Mein bester Freund erzählte: „Bei uns war es anders. Ich war der einzige Sohn. Für alles und jedes gab es Strafpredigten, den Rohrstock nur ausnahmsweise für die schlimmsten Missetaten. Irgendwann platzte mir der Kragen. Da war ich 12 Jahre alt. „Ich hasse euer Gelaber, verprügelt mich doch lieber!“ sagte ich. Der Vater entschied: „O.k., wenn du es so willst.“ Von nun an setzte es nur noch Hiebe, zwei, dreimal die Woche, manchmal zweimal am gleichen Tag. Mit 14 war ich prügelgeil und steckte die Hiebe ohne Schmerzgeschrei weg.

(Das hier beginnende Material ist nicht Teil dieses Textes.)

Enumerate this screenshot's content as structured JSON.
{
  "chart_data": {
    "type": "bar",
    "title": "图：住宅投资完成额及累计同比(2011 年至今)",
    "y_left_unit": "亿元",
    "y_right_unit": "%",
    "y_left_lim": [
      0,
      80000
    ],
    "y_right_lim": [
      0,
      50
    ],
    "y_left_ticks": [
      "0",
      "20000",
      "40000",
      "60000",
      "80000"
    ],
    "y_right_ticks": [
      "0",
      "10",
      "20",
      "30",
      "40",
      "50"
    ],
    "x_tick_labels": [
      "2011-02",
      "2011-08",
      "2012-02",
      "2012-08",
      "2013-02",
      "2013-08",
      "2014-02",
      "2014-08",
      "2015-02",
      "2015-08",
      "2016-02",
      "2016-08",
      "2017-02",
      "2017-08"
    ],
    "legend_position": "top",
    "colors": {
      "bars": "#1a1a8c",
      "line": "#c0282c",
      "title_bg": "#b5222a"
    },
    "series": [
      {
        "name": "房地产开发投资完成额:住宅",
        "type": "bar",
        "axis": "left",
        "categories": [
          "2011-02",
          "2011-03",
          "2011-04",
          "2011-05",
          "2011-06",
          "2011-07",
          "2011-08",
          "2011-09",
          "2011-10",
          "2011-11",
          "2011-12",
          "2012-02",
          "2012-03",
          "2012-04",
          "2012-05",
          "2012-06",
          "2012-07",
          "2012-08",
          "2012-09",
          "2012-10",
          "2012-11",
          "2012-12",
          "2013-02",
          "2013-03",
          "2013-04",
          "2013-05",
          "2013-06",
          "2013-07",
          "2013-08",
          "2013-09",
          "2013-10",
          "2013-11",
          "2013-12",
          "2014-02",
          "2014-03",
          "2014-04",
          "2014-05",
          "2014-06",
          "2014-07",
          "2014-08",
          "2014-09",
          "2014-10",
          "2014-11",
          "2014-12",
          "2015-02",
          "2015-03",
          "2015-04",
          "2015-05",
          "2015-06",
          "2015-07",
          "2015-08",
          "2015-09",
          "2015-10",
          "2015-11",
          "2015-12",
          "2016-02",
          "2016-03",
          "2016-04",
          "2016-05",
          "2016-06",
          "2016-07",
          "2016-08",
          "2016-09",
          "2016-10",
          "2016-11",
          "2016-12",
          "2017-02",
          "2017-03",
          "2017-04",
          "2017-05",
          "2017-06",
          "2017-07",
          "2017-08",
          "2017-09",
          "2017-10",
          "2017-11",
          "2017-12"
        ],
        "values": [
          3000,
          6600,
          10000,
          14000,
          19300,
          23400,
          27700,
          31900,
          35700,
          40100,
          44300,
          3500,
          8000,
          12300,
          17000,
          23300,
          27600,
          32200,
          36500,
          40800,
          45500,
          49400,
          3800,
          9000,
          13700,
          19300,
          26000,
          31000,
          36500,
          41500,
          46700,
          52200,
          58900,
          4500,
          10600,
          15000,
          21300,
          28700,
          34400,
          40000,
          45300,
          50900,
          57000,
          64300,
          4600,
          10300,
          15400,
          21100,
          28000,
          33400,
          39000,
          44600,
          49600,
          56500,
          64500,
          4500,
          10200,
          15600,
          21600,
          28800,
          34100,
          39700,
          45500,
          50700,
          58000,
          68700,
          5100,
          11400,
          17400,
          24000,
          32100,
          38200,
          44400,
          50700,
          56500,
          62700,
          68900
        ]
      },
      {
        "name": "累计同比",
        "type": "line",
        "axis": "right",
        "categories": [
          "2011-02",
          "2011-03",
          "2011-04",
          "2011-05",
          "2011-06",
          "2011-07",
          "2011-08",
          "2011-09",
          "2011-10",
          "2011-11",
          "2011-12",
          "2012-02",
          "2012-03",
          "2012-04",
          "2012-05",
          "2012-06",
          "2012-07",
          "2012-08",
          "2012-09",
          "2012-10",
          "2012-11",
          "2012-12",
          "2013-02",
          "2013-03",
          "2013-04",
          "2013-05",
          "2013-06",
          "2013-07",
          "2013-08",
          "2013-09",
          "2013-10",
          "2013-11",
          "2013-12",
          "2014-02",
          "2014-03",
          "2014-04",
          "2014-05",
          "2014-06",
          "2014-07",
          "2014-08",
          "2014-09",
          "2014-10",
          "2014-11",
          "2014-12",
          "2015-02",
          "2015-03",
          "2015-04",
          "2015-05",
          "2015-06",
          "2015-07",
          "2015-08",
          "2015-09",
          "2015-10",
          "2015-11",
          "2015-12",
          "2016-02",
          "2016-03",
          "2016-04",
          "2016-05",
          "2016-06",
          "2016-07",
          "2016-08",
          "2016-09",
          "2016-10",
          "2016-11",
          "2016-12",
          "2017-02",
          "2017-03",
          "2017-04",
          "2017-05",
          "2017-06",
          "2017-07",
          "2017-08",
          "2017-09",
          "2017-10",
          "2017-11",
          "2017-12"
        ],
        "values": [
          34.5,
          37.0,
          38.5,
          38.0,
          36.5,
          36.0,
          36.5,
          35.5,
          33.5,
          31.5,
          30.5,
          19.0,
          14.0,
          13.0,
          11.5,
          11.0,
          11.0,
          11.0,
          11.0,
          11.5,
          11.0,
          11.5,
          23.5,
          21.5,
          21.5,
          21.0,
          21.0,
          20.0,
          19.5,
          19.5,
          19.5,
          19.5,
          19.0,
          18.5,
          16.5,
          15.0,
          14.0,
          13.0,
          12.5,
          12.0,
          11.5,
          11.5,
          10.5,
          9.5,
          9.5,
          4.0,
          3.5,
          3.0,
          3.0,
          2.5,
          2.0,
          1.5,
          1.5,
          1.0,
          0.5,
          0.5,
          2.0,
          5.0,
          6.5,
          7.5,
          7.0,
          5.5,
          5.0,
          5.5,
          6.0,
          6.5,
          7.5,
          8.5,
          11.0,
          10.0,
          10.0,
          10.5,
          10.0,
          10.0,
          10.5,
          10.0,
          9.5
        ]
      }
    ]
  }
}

Unser dritter Stammtischbruder schwieg. Ihn hatte ich erst im Beruf kennen gelernt. Von seinen Jugenderfahrungen wusste ich nichts. „Wie war es bei dir? Erzähl mal!“
„Ich war ein Waisenkind, Vater gefallen, Mutter gestorben. Ich war ein ganz normaler Junge, sportlich, gesund, manchmal frech und abenteuerlustig. Einmal wurde ich zum Heimleiter gerufen. Ich und zwei weitere Jungs in meinem Alter. Da saß ein Ehepaar. Die wollen einen neuen Pflegesohn, hieß es. Sie entschieden sich für mich. Später erfuhr ich, dass er ein pensionierter Aufseher in einer Jugendstrafanstalt war. Jetzt prügelte er seine Pflegejungs weil es ihm Spaß machte. Ja, er peitschte uns auch. Ich kann euch die Narben zeigen. Wir mussten barfuß in verlumpten Hosen laufen, Nur bei Frost gab es etwas wärmere Klamotten.
Mein Klassenlehrer wusste, dass ich nicht blöd war und wie ich behandelt wurde. Er beschaffte mir ein gutes Abschlusszeugnis und eine Lehrstelle in einer Maschinenfabrik, die weit außerhalb lag. Dort hatten sie ein Wohnheim für die Lehrlinge. Ich machte dort die Gesellen- und die Meisterprüfung. Meine eigenen Kinder habe ich fast nie geschlagen, nur wenn sie gelogen oder geklaut haben.
Und heute? Schon eine Ohrfeige ist Kindesmisshandlung. Den goldenen Mittelweg werde ich nicht mehr erleben.